To me, it seemed natural to circumscribe rather than to inscribe. However, for a given regular polygon, it is arbitrary as to whether we make a circle inside the polygon which touches all the midpoints of the sides or we make a circle outside the polygon which touches all the vertices of the polygon. And so, the radius of the inner is as good a choice as the radius of the outer. At any rate, I cannot see any argument for my choice going beyond preference.

Good point.

Is it possible to calculate the circumference of a polygon without using pi or the trig functions which are associated with pi (like sin)? I can see it’s natural to use the trig functions since the circumference of the polygon can determined by dividing it into triangles, but then it’s not surprising that the answer is similar to pi since pi is an integral part of the calculation. If you didn’t have pi and the trig functions, how would you determine the circumference of the polygon?
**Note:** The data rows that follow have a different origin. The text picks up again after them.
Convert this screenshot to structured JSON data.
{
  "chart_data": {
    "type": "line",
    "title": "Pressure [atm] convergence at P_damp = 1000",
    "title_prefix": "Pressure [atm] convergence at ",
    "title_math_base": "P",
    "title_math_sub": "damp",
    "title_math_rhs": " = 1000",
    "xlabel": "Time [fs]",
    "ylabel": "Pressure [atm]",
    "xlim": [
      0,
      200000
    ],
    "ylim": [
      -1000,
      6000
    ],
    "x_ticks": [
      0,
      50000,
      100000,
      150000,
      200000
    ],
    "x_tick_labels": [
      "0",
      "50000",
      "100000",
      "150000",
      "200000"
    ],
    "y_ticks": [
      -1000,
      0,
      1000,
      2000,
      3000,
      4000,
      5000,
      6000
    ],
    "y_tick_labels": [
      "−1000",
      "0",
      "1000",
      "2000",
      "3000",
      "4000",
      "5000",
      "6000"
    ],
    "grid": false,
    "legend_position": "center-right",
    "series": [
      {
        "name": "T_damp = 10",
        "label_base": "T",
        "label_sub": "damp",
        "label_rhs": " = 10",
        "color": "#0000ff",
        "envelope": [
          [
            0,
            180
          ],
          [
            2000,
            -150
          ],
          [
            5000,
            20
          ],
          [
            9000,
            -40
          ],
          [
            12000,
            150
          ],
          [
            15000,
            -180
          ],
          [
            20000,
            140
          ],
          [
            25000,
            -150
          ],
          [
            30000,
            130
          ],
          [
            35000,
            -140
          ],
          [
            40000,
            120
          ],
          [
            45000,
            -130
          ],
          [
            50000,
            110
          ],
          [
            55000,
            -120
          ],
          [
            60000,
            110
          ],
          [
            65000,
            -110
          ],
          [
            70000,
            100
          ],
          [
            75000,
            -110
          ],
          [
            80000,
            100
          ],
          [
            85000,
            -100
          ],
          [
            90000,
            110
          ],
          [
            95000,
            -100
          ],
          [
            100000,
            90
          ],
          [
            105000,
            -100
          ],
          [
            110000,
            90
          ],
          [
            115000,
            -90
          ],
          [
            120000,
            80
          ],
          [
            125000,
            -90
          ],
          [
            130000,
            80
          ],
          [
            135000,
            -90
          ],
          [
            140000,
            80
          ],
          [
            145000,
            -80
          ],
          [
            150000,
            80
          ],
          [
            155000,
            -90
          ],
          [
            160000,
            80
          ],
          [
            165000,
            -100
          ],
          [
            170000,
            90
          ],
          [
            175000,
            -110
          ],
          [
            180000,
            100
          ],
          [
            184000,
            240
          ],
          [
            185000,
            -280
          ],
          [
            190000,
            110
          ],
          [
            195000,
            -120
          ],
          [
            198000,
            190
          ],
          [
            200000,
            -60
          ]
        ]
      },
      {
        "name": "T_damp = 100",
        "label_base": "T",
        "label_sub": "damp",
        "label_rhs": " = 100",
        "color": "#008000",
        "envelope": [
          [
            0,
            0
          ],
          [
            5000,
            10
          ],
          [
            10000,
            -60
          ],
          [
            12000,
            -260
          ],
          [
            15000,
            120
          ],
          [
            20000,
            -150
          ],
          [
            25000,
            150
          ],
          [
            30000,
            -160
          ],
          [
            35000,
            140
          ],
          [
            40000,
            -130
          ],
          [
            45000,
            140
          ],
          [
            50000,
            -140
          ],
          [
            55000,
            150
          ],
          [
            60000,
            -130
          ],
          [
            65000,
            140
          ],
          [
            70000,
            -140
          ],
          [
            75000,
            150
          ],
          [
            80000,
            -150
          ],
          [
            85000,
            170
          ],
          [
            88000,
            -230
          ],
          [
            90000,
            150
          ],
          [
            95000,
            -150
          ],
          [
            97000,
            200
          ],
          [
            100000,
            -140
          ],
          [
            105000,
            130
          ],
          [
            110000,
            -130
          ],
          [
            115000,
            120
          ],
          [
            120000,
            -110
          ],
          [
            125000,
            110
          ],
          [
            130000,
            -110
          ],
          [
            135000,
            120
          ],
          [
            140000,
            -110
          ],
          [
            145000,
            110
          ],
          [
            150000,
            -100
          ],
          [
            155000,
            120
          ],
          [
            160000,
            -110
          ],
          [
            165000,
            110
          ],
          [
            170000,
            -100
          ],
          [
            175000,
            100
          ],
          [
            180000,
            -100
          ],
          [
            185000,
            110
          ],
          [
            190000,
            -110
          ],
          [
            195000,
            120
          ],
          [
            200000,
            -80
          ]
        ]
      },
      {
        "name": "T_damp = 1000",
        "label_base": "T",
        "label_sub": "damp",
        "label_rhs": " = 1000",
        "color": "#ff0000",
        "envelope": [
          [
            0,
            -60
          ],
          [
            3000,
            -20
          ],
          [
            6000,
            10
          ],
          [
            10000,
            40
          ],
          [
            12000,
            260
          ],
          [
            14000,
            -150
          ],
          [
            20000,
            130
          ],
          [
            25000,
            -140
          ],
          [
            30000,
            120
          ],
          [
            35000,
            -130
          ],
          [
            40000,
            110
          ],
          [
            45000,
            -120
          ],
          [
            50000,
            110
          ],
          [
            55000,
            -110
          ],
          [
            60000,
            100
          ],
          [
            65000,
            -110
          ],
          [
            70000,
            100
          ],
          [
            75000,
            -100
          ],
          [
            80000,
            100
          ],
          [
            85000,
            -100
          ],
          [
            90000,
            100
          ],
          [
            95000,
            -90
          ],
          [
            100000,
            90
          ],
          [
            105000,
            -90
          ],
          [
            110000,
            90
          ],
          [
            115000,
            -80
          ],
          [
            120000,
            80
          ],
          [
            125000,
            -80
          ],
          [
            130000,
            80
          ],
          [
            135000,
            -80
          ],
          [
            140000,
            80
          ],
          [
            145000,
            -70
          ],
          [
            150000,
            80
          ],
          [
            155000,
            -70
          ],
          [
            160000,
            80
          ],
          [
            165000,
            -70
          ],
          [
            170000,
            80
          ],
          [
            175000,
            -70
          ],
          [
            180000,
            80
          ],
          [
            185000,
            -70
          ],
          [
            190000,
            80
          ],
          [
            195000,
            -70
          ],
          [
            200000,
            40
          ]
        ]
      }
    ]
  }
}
Like, the Pythagorean theorem (a^2 + b^2 = c^2) can be used to calculate the length of 3rd side of a right triangle provided you know the length of the other two. Pi is not involved in that equation. Are there equations like that which could be used to solve for the circumference of the polygon? The answer, of course, will still be similar to the trig method, but this way it wouldn’t have pi as part of the actual equation.

The inner and outer ratios for regular polygons will not be transcendental; as noted above, these will be tan(a half turn/n) * n and sin(a half turn/n) * n, respectively; these live in the ring generated by adding to the rationals a primitive n-th root of -1 (i.e., a primitive 2n-th root of unity), and accordingly will be roots of polynomials (with integer coefficients) of degree at most n [we can be more specific about the degree with more care, but nevermind that for now].